Sehari di Desa Okang Paga Todanara, Pulau Lembata NTT

Hari ketiga saya berada di pulau Lembata perjalanan dilanjutkan menuju Dusun Okang Paga Desa Todanara....

Sepanjang Perjalanan kami melewati beberapa tempat yang menarik  seperti teluk Waienga, dimana ikan paus sering terdampar disana karena kondisi seabed yang mempunyai banyak karang dan palung, sehingga membuat sonar ikan paus menjadi sedikit terganggu dan akhirnya mereka terdampar. Tahun lalu ada 5 ekor paus biru (Blue Whale) yang terdampar disana, dan 4 berhasil dikembalikan ke laut, sedangkan 1 mati karena terlambat dikembalikan.

Teluk Waienga, perhatikan area putih dimana ikan paus sering terjebak disana

Selain itu juga, kami melewati sebuah desa yaitu Desa Kimakamak, desa lokal penghasil kerang mutiara, ada kearifan lokal di desa itu dimana ada kawasan tertutup yang hanya boleh dipancing pada bulan November saja. Selain bulan November, tempat ini dilarang untuk dipancing dan diganggu, karena memang tempat ini menjadi tempat bertelurnya ikan-ikan dan secara tidak langsung menjadi tempat konservasi ikan disana.

Hejeri alami tempat bertelurnya ikan sekarang dimanfaatkan oleh Australia untuk berternak kerang mutiara disana..... (Koq bukan Indonesia saja ya??)

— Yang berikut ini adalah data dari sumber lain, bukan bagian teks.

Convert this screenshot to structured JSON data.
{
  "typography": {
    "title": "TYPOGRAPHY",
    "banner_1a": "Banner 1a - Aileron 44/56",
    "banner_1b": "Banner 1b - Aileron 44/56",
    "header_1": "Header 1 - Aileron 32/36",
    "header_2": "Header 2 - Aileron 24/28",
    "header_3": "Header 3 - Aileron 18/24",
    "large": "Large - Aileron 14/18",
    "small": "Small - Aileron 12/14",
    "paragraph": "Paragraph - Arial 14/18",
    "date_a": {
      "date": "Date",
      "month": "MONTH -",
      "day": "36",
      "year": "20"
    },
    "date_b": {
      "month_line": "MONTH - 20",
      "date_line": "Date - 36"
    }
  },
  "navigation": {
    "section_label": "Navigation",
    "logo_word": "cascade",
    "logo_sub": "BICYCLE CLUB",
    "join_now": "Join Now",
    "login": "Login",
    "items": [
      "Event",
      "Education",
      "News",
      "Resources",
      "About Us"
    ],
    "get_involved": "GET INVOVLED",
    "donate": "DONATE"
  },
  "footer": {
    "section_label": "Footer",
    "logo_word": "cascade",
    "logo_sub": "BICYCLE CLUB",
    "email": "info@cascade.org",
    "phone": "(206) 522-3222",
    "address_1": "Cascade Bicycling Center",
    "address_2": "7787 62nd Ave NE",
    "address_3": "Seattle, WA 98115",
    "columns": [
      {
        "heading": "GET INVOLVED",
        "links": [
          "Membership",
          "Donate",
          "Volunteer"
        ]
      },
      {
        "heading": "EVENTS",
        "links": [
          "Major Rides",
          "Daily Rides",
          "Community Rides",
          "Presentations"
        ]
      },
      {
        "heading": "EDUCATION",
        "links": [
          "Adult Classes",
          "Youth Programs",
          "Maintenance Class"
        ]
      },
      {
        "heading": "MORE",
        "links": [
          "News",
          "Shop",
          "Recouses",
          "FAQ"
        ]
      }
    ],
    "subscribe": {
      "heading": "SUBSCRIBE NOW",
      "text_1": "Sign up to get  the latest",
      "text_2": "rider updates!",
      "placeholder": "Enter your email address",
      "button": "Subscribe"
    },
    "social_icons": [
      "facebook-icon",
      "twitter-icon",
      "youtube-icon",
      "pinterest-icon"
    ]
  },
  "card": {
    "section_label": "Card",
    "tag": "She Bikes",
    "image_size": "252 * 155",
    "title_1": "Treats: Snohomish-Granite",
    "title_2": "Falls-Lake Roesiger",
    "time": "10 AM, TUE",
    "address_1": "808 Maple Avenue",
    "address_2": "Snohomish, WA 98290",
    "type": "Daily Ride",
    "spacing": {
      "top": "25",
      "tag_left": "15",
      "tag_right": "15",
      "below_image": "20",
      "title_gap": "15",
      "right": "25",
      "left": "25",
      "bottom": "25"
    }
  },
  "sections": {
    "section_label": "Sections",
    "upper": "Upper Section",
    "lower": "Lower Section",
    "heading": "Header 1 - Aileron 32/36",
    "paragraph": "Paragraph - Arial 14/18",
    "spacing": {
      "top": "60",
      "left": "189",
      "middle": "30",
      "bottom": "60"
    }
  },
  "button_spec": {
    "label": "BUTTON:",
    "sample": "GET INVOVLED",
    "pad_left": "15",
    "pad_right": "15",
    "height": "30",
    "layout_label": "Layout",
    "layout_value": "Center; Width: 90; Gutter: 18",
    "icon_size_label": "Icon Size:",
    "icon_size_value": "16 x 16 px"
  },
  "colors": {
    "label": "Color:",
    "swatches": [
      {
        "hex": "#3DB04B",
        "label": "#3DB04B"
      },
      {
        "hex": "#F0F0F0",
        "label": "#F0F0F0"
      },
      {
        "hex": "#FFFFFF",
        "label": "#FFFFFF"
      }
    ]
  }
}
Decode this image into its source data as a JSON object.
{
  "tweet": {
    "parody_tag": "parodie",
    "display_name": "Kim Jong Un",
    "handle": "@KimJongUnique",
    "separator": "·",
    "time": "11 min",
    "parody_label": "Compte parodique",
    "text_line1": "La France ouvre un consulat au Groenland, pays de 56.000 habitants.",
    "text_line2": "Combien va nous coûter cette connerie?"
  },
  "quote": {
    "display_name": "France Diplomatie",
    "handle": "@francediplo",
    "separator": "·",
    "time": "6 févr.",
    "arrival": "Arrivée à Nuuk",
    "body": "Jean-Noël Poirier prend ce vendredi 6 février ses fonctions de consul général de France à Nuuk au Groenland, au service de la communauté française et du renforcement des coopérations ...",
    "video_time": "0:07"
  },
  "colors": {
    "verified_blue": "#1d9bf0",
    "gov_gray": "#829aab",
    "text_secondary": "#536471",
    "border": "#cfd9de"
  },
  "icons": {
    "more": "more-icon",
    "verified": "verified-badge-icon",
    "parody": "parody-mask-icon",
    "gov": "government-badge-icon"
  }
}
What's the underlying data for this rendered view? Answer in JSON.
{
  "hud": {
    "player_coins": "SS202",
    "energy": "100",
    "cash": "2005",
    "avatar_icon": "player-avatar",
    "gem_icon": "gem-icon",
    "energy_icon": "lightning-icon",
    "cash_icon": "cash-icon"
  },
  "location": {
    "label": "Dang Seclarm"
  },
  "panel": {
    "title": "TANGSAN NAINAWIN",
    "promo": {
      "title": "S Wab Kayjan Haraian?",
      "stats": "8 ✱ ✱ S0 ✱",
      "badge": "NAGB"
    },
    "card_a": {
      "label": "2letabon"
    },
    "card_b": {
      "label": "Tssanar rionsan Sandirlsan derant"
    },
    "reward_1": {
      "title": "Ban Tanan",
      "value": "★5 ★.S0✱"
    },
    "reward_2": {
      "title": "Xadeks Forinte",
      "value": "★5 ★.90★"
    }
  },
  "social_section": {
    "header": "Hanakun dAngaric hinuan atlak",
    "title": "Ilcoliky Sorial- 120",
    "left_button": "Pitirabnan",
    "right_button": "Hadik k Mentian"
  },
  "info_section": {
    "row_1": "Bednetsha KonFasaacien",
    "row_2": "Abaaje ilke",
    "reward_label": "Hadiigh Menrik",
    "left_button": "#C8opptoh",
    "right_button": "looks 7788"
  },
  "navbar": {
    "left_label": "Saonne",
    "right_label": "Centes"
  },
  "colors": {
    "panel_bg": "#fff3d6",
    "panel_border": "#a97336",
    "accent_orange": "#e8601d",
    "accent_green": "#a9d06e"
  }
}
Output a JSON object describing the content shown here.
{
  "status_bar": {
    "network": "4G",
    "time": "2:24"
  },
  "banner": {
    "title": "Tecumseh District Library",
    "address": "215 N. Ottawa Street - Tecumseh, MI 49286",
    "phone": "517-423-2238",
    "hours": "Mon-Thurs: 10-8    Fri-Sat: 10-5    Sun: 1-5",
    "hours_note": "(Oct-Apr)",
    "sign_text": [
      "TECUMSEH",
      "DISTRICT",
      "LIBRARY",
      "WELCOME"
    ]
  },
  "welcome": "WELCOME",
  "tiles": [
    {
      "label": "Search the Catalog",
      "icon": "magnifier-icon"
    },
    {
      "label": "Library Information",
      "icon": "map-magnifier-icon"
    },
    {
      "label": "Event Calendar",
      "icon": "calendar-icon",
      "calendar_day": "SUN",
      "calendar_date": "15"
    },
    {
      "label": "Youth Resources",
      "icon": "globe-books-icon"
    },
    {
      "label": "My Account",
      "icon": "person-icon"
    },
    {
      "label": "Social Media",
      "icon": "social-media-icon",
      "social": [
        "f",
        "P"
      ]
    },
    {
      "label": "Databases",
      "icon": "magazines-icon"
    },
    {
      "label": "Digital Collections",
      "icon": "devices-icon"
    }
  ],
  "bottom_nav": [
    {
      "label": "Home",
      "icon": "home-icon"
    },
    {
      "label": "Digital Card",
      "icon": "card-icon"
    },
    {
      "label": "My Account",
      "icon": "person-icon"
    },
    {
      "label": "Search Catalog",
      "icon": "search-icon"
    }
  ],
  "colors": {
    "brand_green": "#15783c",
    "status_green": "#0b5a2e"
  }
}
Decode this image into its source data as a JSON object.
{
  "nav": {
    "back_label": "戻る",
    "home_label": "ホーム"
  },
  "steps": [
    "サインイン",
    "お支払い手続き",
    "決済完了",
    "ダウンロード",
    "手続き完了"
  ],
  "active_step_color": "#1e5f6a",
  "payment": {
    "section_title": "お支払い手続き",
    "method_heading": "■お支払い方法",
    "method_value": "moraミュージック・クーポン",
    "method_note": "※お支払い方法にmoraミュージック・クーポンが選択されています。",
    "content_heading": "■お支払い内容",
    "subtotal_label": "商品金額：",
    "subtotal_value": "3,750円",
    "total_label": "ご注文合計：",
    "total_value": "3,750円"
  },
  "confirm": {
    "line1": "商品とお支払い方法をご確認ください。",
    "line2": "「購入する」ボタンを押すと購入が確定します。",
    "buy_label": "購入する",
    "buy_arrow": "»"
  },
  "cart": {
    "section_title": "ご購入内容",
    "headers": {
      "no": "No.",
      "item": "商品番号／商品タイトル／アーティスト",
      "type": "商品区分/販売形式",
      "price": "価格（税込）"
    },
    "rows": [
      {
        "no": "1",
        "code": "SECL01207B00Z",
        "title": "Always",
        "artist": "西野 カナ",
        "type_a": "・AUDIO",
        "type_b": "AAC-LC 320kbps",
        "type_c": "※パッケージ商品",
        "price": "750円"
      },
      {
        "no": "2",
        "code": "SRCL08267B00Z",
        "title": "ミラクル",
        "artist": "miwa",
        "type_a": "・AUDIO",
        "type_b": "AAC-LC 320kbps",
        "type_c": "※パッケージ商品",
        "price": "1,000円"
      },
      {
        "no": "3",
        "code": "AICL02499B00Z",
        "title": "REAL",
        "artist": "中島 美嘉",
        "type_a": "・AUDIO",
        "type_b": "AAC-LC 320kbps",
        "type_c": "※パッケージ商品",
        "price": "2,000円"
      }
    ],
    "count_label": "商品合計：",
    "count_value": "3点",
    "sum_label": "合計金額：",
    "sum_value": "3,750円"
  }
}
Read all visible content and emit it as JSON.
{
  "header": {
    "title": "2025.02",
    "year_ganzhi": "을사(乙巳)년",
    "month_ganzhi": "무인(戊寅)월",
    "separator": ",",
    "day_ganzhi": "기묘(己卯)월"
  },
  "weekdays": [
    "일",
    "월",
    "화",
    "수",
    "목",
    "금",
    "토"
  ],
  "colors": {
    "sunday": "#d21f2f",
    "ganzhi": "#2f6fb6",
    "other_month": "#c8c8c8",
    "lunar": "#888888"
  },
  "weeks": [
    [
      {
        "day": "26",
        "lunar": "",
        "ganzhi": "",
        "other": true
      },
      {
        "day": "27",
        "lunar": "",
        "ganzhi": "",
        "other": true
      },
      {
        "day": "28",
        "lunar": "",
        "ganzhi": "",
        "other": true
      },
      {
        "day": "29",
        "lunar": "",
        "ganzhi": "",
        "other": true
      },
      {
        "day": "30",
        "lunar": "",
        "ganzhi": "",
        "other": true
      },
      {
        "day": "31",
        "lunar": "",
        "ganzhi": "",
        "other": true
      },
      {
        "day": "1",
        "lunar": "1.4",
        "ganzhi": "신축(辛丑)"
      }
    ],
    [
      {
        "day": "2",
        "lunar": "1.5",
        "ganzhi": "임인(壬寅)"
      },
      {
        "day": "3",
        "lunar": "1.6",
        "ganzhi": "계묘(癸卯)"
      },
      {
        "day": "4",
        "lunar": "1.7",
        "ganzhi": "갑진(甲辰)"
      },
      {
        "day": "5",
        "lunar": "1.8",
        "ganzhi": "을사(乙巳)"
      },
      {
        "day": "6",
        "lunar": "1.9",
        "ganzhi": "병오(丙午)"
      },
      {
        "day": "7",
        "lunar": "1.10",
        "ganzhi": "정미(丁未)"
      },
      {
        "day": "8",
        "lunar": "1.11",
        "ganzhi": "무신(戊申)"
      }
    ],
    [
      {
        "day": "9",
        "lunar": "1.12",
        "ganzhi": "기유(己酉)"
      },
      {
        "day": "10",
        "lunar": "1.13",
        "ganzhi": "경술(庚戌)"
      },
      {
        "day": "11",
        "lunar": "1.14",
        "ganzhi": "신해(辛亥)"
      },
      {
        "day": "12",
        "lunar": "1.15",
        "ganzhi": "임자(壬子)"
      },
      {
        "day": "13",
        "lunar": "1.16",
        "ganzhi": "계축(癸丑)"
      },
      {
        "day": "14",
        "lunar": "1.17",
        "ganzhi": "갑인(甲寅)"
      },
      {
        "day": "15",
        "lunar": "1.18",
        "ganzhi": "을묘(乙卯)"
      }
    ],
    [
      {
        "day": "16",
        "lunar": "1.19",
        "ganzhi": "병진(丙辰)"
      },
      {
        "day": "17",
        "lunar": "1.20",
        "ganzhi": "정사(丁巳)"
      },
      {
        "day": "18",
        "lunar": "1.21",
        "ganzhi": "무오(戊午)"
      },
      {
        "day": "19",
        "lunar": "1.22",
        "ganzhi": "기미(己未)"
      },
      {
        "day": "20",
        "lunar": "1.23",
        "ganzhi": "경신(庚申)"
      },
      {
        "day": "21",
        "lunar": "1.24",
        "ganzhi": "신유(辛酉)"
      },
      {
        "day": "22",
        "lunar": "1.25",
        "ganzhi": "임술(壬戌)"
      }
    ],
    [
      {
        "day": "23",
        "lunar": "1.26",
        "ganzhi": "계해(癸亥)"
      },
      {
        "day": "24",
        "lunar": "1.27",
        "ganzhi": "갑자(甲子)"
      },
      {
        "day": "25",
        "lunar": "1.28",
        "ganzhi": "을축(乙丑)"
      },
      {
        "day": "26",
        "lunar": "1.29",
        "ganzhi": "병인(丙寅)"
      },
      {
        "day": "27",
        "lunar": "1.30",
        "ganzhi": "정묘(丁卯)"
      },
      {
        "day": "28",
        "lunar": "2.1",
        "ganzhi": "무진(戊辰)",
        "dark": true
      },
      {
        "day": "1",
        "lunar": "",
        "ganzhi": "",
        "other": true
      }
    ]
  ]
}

Akhirnya perjalanan kami sampai pada tujuan utama, yaitu desa Okang Paga, kami disambut oleh para pejabat desa setempat dan juga dengan tari-tarian lokal.

Seorang anak di Desa Okang Paga

Setelah acara tarian penyambutan, dilanjutkan dengan dilakukannya ritual adat desa Okang Paga dalam menyambut tamu desa. Tari ini sedikit digabungkan dengan tari perang adat desa Okang Paga.




Setelah tarian penyambutan, maka dilanjutkan dengan ritual kepada leluhur untuk memohon ijin


 Acara dilanjutkan dengan melihat cara mereka menenun mulai dari memetik kapas sampai menjadi tenunan, sungguh suatu proses yang sangat memakan waktu, proses pewarnaan bisa mencapai 10-20 tahun jika menginginkan warna2 yang khas dan bisa baru diselesaikan oleh 2 generasi. Harga kain tenun pun bertingkat-tingkat tergantung dari kastanya. di Ile ape tenun dibagi kategori sebagai berikut:
  1. Tenun Bangsawan kisaran harga 20-50 juta
  2. Tenun Ohin yang banyak menggunakan warna merah dan seluruh pewarnaan menggunakan akar mengkudu kisaran harga 15-20 juta
  3. Tenun Hebaken dengan motif atas dan bawah hitam kisaran harga 2-5 juta
  4. Tenun Topom dengan motif pelangi atau garis-garis kisaran harga 200rb - 600rb
Dengan lamanya proses pembuatan tenun ini, maka tidaklah heran jika harga tenun dipatok cukup tinggi, sebagai ilustrasi jika seorang warga membuat tenun Ohin dan memakan waktu selama 10 tahun proses pewarnaan, maka jika harga akhir tenun tersebut Rp. 20juta, berarti sang penenun hanya dibayar Rp. 2 juta per tahun.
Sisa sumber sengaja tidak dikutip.